Cabas en plastique et valise posée sur le sol, Mohamed Amrouni, 65 ans, qui habite l'hôtel depuis 15 ans n'en revient pas d'être traité comme un "paria". "On est victimes de la violence d'État. Quand à 6 h du matin des policiers viennent vous réveiller pour changer les serrures et rassembler vos affaires pour vous expulser, j'appelle cela une déportation", s'emporte-t-il en mâchonnant un cigarillo.

Devant l’immeuble, à 12 h, plusieurs camions de CRS encadraient la petite porte d’entrée de l’hôtel. Sur la façade de l'immeuble, dont deux fenêtres sont barrées par des plaques de bois, des banderoles avaient été affichées : "Nous sommes les Chibanis", "Pas d'expulsion, relogement".

Fuites d'eau et cafards

De l’autre côté du trottoir, une vingtaine de militants du DAL (Droit au logement) sont venus soutenir les expulsés. "Solidarité avec les expulsés", "trêve hivernale, expulsion illégale", ont-ils protesté. "On est surpris, des discussions étaient en cours avec la préfecture de police, l'affaire était bien engagée.
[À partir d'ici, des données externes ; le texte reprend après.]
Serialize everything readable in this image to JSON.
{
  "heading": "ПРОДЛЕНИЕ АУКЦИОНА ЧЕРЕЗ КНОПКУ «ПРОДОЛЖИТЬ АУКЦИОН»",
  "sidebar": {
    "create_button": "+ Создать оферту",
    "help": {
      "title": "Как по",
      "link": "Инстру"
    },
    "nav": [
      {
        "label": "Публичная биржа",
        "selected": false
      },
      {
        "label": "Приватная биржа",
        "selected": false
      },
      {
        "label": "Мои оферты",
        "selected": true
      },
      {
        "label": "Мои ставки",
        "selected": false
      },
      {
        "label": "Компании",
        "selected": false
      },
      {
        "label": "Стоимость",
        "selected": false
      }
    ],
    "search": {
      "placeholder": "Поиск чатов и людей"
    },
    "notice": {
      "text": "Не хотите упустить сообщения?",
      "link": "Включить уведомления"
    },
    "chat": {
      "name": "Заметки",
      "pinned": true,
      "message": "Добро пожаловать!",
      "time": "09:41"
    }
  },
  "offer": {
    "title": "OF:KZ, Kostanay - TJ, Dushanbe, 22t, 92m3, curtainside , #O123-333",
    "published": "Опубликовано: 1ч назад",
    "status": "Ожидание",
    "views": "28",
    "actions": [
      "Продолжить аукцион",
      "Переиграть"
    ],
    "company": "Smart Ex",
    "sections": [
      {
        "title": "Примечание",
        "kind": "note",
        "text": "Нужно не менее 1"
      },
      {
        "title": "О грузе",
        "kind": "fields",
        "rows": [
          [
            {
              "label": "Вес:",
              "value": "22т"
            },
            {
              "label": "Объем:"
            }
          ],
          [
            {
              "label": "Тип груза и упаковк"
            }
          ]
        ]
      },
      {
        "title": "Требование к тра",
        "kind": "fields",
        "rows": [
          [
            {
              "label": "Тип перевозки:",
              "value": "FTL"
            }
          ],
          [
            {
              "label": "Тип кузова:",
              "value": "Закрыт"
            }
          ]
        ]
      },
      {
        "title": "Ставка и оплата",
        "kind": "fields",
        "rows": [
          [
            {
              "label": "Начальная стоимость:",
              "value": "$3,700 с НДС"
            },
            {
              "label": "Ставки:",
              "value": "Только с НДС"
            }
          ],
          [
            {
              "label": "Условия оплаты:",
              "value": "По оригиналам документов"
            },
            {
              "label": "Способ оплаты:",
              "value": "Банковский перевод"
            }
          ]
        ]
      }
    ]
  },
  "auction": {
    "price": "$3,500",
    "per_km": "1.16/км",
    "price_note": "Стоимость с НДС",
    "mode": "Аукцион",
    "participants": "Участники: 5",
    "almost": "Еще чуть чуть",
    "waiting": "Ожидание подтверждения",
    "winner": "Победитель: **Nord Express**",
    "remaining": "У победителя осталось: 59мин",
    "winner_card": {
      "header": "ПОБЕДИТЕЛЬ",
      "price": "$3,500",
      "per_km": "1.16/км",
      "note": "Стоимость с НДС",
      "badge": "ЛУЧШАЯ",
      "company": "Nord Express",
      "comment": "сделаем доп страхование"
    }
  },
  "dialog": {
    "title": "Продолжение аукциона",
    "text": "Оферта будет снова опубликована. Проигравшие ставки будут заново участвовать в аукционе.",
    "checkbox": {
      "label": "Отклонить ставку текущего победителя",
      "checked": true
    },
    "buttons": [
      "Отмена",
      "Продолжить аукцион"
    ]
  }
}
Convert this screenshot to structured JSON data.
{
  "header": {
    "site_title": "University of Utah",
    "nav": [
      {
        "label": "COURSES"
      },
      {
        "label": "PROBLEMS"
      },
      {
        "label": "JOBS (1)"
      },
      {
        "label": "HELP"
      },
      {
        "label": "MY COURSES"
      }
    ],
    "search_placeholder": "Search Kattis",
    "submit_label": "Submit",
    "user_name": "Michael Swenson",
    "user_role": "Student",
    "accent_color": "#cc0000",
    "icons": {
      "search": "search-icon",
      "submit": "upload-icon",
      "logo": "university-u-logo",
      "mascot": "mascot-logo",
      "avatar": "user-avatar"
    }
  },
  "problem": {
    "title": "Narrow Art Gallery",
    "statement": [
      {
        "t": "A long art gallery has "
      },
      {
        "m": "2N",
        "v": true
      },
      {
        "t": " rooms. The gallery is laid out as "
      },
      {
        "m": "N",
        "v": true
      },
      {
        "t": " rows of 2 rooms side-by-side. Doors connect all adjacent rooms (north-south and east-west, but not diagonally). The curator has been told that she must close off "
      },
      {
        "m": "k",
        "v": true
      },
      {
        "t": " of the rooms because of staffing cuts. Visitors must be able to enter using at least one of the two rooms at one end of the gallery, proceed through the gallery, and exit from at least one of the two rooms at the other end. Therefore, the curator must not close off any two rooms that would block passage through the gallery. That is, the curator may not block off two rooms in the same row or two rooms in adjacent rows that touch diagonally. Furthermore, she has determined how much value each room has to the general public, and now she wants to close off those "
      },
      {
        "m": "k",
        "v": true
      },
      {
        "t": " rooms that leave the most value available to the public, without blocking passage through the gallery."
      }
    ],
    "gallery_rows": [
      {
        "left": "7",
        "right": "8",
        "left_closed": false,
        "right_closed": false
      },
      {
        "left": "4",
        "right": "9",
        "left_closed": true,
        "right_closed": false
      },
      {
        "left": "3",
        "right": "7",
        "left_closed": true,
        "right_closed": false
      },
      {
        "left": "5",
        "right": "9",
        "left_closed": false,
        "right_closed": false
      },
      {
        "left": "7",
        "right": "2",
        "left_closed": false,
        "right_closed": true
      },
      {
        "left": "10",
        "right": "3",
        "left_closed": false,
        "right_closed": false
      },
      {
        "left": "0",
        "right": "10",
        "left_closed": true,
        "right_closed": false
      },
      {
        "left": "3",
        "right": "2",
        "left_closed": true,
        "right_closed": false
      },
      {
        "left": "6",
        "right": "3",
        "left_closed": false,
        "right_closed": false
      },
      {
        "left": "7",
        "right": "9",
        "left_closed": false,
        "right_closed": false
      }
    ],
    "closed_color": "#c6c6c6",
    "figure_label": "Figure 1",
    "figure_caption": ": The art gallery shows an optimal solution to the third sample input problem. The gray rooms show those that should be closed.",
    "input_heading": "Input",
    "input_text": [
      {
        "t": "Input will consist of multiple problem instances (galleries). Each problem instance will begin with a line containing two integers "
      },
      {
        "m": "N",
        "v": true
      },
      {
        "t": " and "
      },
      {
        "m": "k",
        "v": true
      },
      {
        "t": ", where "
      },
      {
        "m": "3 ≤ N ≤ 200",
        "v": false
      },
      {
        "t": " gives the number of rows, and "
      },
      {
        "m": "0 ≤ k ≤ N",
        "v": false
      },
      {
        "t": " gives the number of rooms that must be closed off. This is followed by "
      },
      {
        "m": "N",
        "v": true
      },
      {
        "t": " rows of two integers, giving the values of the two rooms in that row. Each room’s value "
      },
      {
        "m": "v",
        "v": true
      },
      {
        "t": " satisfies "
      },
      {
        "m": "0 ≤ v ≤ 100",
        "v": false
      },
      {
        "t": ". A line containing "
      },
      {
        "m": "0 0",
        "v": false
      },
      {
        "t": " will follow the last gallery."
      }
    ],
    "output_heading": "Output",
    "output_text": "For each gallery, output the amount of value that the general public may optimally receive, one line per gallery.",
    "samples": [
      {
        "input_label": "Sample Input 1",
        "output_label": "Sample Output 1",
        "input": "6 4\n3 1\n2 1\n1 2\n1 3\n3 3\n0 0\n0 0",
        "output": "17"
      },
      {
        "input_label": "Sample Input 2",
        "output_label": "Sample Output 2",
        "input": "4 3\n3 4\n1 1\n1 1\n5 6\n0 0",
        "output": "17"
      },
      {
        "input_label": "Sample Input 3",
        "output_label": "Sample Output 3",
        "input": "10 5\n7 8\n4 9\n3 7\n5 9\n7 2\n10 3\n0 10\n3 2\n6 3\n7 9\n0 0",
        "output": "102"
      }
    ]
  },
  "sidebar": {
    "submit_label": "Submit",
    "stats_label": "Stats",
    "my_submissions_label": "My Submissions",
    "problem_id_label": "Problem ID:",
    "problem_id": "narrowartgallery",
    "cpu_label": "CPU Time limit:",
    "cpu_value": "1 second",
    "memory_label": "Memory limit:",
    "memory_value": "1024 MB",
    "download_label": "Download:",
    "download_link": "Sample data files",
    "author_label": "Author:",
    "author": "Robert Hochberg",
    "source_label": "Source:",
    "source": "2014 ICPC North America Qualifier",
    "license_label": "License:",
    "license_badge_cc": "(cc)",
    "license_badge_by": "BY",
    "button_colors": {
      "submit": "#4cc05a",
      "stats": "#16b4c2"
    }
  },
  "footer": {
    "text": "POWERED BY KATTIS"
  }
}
Mais le côté répressif a pris le dessus et maintenant les vieux sont traumatisés", a déploré le porte-parole de l'association, Jean-Baptiste Eyraud.

La préfecture de police de Paris a justifié cette évacuation par rapport à la dangerosité des lieux. Abandonné par la gérante, l'hôtel est "sans surveillance" et ne fait "l'objet d'aucun suivi sur le plan de la sécurité incendie", a poursuivi la préfecture. Un arrêté d'interdiction temporaire d'habiter les lieux avait été pris le 15 décembre. Il est vrai que l'endroit n'avait d'hôtel que le nom : chambres étroites, pas d'ascenseur, chaque locataire devait se battre seul contre les fuites d'eau et les cafards. Sur les murs extérieurs, des fils électriques étaient à nu, avait constaté en septembre une journaliste de l'AFP.

Recruter un gardien qualifié

Selon le DAL, les locataires avaient annoncé dans un courrier à la préfecture qu'ils "étaient prêts à répondre aux exigences posées par l'arrêté en attendant leur relogement. Il s'agissait de recruter un gardien qualifié sur la sécurité incendie". "La préfecture de police n'a pas répondu à ce courrier, n'a pas fait connaître son intention de maintenir l'expulsion, et a envoyé les CRS, ce matin, scénario que les Chibanis redoutaient par-dessus tout", a déploré le DAL dans un communiqué.

De nombreux locataires ont refusé de monter dans les bus mis à leur disposition pour rejoindre le centre d’hébergement. Ils ont décidé d’y aller par leurs propres moyens.

Pour Sylvain, bouquiniste sur les quais, qui a entassé dans un sac de sport "des papiers personnels, quelques fringues et de l'argent", l'expulsion est "une affaire de gros sous" liée à un projet d'investissement immobilier.

"Ils veulent faire un hôtel quatre étoiles, nous on pèse rien du tout pour eux", lâche-t-il avec amertume, même si la mairie assure "explorer toutes les voies" pour que l'immeuble soit transformé en logements sociaux.